ISLAMABAD: In line with the IMF diktat, the government has decided to impose a surcharge of Rs3.50 on electricity bills and in principle to do away with the subsided tariff of Rs19.90 available to the export sector. The Fund wants the government to end the subsidy being given to the export sector.

However, the government may increase the gas price for the export industry in Sindh from the existing rate of $3.11 per MMBtu to $7 per MMBtu. The export sector in Punjab will continue to pay $9 per MMBtu for gas.

“We are left with no option but to take the above-mentioned decisions; the export sector products will no longer be competitive in the international market,” senior officials of both the Petroleum and Power Divisions, who are part of talks with the IMF, told The News. “The circular debt in the power sector has swelled to Rs2,600 billion while in the gas sector, it stands at Rs1,300 billion and in the oil sector Rs350 billion. This is how the total circular debt in the energy sector as of today stands at Rs4,250 billion.”

The Fund is asking for an increase in power tariff by Rs10 per unit, but the authorities are still engaged with the Fund and want to increase it in a staggered form. But with an immediate effect, the government has shown its willingness to increase the tariff by imposing the financing cost surcharge of Rs3.50 per unit. The end consumers are already paying the same surcharge of Rs0.43 per unit.

As far as the gas sector is concerned, the IMF has asked the authorities concerned to increase the gas tariff to bridge the shortfall in revenue requirements of both the gas utilities that has surged to Rs610 billion by June 2022. Out of Rs610 billion, Rs190 billion have been recovered with a deficit of Rs410 billion in balance. This means an immediate increase in gas tariff, the officials said while quoting the IMF officials as saying. “We have shared with the Fund that the government intends to change the gas pricing mechanism under which the existing slabs of residential gas consumers will be increased from 6 to 9, ensuring the high-end consumers will cross-subsidise the lower-end consumers.”

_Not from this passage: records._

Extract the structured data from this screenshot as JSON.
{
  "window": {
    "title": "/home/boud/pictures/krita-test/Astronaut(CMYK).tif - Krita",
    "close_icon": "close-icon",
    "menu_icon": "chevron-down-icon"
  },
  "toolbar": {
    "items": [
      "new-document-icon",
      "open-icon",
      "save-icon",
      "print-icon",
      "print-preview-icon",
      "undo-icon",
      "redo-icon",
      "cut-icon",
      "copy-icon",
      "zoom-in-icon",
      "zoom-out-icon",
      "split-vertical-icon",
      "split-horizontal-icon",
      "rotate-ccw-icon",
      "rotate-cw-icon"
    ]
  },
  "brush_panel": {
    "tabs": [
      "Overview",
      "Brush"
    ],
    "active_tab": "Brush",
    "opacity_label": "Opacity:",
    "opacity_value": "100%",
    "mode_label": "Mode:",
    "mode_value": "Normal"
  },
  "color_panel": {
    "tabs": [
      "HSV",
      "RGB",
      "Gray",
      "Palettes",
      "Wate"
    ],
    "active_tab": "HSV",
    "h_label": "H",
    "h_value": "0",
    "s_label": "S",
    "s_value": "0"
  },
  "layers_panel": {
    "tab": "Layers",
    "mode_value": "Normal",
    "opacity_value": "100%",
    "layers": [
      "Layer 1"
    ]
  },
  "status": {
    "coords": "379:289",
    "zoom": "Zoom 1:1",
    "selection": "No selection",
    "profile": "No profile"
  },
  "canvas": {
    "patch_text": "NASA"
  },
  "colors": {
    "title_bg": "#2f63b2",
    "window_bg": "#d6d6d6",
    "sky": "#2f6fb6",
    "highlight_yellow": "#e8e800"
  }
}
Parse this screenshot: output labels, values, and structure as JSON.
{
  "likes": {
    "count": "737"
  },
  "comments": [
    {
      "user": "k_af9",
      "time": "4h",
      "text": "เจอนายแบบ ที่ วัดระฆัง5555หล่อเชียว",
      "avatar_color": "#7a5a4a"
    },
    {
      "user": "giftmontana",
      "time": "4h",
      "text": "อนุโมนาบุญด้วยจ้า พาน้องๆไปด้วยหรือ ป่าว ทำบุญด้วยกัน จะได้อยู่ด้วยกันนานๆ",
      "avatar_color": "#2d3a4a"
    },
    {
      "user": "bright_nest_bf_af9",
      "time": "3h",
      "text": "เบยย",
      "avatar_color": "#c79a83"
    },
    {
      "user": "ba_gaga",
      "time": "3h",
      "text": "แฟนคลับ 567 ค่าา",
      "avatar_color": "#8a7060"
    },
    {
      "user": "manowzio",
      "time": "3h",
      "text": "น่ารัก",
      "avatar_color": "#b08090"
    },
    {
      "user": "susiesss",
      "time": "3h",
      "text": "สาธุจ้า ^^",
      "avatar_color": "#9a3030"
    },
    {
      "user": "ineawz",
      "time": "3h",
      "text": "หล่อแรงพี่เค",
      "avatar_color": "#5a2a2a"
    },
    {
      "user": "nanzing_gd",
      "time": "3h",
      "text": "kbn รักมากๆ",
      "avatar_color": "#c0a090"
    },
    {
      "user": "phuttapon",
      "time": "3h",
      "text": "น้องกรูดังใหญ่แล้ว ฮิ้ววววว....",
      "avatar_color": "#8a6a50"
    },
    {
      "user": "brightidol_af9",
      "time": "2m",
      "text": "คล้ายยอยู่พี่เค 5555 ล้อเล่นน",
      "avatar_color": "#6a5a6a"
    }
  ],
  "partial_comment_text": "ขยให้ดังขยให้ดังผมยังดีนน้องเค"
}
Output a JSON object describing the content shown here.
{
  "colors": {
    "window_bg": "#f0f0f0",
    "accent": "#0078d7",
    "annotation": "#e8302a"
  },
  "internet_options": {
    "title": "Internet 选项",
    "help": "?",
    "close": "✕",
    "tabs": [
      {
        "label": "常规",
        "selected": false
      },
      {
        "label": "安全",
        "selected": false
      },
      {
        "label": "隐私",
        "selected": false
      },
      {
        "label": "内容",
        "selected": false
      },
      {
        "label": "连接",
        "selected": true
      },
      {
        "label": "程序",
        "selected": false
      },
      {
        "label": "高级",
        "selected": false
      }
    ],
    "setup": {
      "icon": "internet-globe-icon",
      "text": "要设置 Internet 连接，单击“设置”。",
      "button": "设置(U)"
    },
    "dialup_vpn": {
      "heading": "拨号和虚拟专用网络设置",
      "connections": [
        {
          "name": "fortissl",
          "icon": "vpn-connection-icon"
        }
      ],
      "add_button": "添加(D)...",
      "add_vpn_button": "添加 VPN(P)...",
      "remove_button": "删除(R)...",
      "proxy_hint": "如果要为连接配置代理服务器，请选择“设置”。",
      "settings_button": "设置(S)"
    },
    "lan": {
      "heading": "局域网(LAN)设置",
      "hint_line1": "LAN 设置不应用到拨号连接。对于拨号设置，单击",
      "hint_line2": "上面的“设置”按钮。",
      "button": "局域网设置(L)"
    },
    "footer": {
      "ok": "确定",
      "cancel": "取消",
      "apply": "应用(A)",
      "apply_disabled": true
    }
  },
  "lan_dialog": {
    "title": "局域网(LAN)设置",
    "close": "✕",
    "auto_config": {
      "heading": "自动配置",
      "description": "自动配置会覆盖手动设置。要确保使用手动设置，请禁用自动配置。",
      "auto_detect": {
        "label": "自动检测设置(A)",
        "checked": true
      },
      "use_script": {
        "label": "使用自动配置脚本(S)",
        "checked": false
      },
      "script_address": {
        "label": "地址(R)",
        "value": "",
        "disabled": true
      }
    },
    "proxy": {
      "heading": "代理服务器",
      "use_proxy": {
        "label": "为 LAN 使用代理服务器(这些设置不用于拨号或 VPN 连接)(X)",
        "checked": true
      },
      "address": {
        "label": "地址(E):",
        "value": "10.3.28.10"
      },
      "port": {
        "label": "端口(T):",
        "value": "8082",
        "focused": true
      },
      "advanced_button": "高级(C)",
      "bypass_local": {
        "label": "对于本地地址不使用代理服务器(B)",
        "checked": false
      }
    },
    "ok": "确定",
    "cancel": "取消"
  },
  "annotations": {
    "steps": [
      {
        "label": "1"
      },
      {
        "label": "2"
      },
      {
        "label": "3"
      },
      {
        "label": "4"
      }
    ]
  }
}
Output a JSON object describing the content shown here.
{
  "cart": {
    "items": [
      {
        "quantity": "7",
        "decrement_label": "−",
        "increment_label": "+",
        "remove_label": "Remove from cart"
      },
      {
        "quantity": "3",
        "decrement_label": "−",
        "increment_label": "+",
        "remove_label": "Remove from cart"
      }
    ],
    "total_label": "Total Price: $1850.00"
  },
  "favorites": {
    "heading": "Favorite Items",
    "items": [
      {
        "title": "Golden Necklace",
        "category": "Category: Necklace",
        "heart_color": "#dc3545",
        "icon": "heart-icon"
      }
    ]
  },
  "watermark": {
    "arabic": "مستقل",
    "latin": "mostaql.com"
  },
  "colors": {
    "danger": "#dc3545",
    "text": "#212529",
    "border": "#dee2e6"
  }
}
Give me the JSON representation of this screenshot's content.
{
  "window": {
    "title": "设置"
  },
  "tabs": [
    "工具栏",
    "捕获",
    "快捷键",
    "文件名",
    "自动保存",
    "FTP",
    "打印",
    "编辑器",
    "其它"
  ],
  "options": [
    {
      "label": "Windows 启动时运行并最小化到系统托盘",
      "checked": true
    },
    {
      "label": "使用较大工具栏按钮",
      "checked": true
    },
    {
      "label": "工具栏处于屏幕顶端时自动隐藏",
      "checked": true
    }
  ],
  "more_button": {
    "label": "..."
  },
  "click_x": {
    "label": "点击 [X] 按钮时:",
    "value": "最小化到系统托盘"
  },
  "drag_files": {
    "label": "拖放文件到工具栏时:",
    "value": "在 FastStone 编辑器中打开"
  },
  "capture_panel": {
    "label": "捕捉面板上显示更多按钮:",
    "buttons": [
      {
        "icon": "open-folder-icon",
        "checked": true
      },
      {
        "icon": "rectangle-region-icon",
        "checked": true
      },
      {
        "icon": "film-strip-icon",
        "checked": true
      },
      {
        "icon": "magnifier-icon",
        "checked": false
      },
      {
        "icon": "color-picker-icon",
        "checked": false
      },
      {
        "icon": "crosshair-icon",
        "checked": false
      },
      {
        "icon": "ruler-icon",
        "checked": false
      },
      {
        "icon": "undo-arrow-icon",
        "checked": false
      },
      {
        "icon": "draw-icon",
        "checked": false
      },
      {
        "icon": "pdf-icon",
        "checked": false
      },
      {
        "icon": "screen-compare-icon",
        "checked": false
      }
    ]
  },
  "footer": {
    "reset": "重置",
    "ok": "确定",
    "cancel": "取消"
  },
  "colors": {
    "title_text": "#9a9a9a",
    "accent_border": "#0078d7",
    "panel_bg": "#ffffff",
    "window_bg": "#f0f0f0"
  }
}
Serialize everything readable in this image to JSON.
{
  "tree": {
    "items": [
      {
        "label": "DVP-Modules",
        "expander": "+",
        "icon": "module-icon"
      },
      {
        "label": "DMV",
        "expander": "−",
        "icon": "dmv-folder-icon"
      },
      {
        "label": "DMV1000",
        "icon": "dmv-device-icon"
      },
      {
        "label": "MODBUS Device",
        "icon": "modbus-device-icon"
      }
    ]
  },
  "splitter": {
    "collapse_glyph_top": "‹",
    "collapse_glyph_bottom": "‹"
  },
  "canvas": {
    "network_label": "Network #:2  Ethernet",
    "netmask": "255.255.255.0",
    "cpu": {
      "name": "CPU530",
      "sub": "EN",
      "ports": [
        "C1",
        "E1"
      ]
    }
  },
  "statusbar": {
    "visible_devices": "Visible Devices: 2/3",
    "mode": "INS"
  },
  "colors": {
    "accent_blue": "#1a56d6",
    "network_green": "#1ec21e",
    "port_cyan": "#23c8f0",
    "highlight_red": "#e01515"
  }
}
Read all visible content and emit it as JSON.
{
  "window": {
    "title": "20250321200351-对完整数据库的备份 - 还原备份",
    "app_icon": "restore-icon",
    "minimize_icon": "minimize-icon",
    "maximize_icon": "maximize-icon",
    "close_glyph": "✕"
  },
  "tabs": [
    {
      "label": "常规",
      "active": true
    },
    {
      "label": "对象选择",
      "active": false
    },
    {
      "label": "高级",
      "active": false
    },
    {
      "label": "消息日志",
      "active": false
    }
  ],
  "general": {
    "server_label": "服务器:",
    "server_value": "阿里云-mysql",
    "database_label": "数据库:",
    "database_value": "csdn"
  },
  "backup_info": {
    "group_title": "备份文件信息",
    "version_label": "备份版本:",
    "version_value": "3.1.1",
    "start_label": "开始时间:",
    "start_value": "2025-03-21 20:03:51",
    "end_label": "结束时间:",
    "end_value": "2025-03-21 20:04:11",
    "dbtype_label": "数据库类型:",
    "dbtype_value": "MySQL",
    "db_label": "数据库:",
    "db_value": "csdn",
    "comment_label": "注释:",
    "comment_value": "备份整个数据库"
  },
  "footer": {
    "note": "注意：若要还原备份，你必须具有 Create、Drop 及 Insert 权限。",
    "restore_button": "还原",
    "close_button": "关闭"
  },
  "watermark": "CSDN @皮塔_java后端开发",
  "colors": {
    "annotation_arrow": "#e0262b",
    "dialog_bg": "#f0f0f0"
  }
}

The officials said that the plan has been carved out with the input of the World Bank which has been shared with the Fund. “The Fund has been briefed that the government is going to propose to increase the gas price of consumers falling in the 2-3 slabs category by 25-30 percent, 3-4 slab consumers by 100 percent and consumers of 4-5 slab category by 300 percent. And the last high-end consumers who will use the gas under the last three slabs from 6-9 will have to pay Rs3,230 per MMBTU. The LPG cylinder’s cost still stands at Rs4,200.

“However, the first three slab category consumers of 0.5hm3, 1hm3, and 2hm3 will face no increase in gas prices.” “The objective to increase the slabs is to accommodate the consumers who jump into other slabs by using a little more gas.”